Catherwood Buys Tugboat, Side-swaps Engines
The 39-year old boat was at a shipyard undergoing a scheduled Canadian Steamship Inspection. Ernie had marine surveyor Mark McAllister and his port engineer Trevor Sexton check the boat out, and they reported the boat sound with excellent 1/2-inch hull plating. But the old 12V149 Jimmies were tired, although their big Lufkin gears had recently been rebuilt and were in good shape.
Ernie decided that if he could repower the boat with a new set of Cummins (CMI) KTA38 engines at the right price he could make some money with the tug. Todd Braconnier of TCB Marine Consulting proposed that they use a well-proven process of installing the new engines through the side of the hull rather than the traditional lowering in from above and moving forward into the engine room. Mark McAlister explained that design forethought by the builder in placement of tanks and auxiliary machinery on the tug made this method much simpler.
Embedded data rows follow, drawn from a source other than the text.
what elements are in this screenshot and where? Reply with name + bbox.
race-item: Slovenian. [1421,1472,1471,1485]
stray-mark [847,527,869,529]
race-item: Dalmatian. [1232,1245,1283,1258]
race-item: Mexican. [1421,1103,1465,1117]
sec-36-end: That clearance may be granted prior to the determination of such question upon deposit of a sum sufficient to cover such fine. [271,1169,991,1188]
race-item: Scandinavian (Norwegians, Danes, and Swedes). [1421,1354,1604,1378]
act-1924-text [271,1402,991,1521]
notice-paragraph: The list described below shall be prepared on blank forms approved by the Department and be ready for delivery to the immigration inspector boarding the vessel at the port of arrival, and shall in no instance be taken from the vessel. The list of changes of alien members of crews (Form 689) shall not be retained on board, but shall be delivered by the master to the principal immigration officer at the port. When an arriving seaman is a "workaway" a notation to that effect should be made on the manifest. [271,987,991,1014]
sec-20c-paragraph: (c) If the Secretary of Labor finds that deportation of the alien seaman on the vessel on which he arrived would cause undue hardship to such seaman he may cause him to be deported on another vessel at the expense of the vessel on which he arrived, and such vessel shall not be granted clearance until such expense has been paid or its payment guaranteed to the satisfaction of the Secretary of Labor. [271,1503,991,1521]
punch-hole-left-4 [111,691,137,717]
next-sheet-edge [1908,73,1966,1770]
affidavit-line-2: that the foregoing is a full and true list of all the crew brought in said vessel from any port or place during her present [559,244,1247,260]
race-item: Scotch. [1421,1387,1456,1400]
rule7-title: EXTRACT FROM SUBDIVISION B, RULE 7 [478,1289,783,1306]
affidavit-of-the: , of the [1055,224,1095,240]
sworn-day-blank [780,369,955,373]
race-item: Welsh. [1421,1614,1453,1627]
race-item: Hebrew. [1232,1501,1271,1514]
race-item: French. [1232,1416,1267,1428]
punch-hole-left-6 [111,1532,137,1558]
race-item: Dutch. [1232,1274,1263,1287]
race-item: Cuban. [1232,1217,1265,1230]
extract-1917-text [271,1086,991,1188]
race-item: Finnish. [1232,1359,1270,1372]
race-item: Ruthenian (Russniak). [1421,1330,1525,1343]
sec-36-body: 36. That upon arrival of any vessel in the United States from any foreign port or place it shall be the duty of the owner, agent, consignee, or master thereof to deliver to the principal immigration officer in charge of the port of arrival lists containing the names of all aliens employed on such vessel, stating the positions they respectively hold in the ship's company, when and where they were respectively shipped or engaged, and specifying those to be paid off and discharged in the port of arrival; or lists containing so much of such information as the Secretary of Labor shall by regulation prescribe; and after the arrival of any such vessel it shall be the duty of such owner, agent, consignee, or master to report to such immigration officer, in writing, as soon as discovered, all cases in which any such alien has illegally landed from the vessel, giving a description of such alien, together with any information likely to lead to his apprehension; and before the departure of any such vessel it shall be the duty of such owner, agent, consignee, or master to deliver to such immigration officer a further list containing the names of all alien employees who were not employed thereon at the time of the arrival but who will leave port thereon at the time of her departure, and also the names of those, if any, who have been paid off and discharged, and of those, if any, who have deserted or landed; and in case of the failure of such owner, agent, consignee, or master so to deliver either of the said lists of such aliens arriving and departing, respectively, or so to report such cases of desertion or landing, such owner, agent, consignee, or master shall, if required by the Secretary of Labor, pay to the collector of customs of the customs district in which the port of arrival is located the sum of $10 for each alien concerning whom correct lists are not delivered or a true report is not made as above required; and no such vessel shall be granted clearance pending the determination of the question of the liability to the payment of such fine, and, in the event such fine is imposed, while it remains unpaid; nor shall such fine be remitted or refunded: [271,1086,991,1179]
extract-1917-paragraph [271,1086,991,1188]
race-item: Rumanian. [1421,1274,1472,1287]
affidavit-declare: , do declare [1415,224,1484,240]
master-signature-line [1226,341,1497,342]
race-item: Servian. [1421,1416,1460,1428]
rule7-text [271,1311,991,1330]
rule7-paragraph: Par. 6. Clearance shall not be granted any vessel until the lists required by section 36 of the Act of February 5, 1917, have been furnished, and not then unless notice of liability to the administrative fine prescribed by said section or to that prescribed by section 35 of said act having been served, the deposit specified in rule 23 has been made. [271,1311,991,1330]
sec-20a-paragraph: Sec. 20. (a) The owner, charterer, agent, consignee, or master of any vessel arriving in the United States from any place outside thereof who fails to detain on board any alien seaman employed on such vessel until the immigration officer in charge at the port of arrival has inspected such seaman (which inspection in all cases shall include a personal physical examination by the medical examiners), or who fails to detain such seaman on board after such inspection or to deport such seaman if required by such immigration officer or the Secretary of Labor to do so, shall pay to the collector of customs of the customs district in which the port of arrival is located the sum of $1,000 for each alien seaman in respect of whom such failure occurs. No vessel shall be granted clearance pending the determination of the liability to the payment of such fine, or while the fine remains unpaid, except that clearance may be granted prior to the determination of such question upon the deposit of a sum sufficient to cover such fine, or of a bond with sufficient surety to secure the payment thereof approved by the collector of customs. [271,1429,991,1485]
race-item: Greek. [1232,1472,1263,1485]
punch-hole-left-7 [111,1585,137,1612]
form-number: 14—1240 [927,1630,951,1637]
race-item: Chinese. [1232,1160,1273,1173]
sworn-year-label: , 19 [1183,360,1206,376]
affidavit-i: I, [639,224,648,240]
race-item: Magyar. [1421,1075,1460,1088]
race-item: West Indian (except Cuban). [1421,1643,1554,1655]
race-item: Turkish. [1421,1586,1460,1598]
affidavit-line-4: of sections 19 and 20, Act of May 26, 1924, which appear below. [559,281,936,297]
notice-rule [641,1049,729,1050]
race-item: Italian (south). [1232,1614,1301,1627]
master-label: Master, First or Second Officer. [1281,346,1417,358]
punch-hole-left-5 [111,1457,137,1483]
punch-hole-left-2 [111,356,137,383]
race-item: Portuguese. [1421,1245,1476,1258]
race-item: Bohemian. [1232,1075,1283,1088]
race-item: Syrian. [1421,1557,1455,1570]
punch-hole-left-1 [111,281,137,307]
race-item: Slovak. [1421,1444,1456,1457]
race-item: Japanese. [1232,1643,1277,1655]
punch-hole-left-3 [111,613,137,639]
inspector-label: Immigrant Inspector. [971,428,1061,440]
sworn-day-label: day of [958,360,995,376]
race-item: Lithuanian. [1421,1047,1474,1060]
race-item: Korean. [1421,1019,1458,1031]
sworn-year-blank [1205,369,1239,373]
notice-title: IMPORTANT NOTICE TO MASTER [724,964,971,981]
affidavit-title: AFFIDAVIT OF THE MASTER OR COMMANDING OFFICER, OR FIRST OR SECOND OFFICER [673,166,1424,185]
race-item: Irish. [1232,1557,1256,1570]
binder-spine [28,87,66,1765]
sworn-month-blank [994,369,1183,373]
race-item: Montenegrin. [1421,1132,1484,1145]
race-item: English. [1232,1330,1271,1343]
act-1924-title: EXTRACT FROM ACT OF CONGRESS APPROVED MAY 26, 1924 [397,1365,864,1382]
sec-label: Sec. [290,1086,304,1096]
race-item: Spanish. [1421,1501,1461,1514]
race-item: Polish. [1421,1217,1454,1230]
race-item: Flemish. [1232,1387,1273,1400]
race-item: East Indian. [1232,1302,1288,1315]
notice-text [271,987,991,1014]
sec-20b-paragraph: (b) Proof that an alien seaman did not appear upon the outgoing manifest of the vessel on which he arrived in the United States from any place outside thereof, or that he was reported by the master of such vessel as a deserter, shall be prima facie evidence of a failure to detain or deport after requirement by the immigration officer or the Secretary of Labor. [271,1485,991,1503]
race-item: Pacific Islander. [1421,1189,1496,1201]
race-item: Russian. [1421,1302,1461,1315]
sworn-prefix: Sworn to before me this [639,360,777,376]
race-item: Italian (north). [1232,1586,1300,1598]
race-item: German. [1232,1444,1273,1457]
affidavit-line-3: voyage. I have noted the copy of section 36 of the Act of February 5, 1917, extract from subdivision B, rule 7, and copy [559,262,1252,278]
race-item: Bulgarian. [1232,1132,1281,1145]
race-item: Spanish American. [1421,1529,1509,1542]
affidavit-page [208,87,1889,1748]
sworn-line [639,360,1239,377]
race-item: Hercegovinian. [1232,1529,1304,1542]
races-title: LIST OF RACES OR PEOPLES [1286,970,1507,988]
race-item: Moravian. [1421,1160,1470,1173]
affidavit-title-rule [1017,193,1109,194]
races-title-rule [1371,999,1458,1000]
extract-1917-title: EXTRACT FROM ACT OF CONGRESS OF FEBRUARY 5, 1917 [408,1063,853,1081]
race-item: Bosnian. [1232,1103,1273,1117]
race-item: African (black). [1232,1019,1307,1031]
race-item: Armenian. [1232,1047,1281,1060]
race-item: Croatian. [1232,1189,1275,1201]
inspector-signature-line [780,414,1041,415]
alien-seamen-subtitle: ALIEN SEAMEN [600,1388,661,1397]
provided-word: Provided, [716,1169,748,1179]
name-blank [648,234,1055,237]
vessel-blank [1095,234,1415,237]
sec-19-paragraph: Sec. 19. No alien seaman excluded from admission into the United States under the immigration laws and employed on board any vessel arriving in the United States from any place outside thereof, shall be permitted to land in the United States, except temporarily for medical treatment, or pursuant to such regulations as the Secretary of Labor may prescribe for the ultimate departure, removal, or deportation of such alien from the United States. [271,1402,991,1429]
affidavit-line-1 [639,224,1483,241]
“We were able to do the engine swap with this method for half the cost of stripping the engine and going in from the hatch in the aft deck,” Catherwood said, “The savings in labour with workers not climbing up and down to the main deck are significant but more importantly the crew at Arrow Marine terminals, where we are doing the job, were able to remove the old and set the new engines in place with a fork lift. With long forks, even the starboard engine, opposite the hull opening, could be set.”
In addition to the main engine repower Catherwood has installed two new 50 kW gen sets, upgrades to the electronics included 40 wheelhouse-alarm sensors for the engine room, complete overhaul of the Burrard towing winch and rebuild of various components and piping. The winch is fitted with an air-controlled brake and carries 2400 feet of 1.25-inch wire.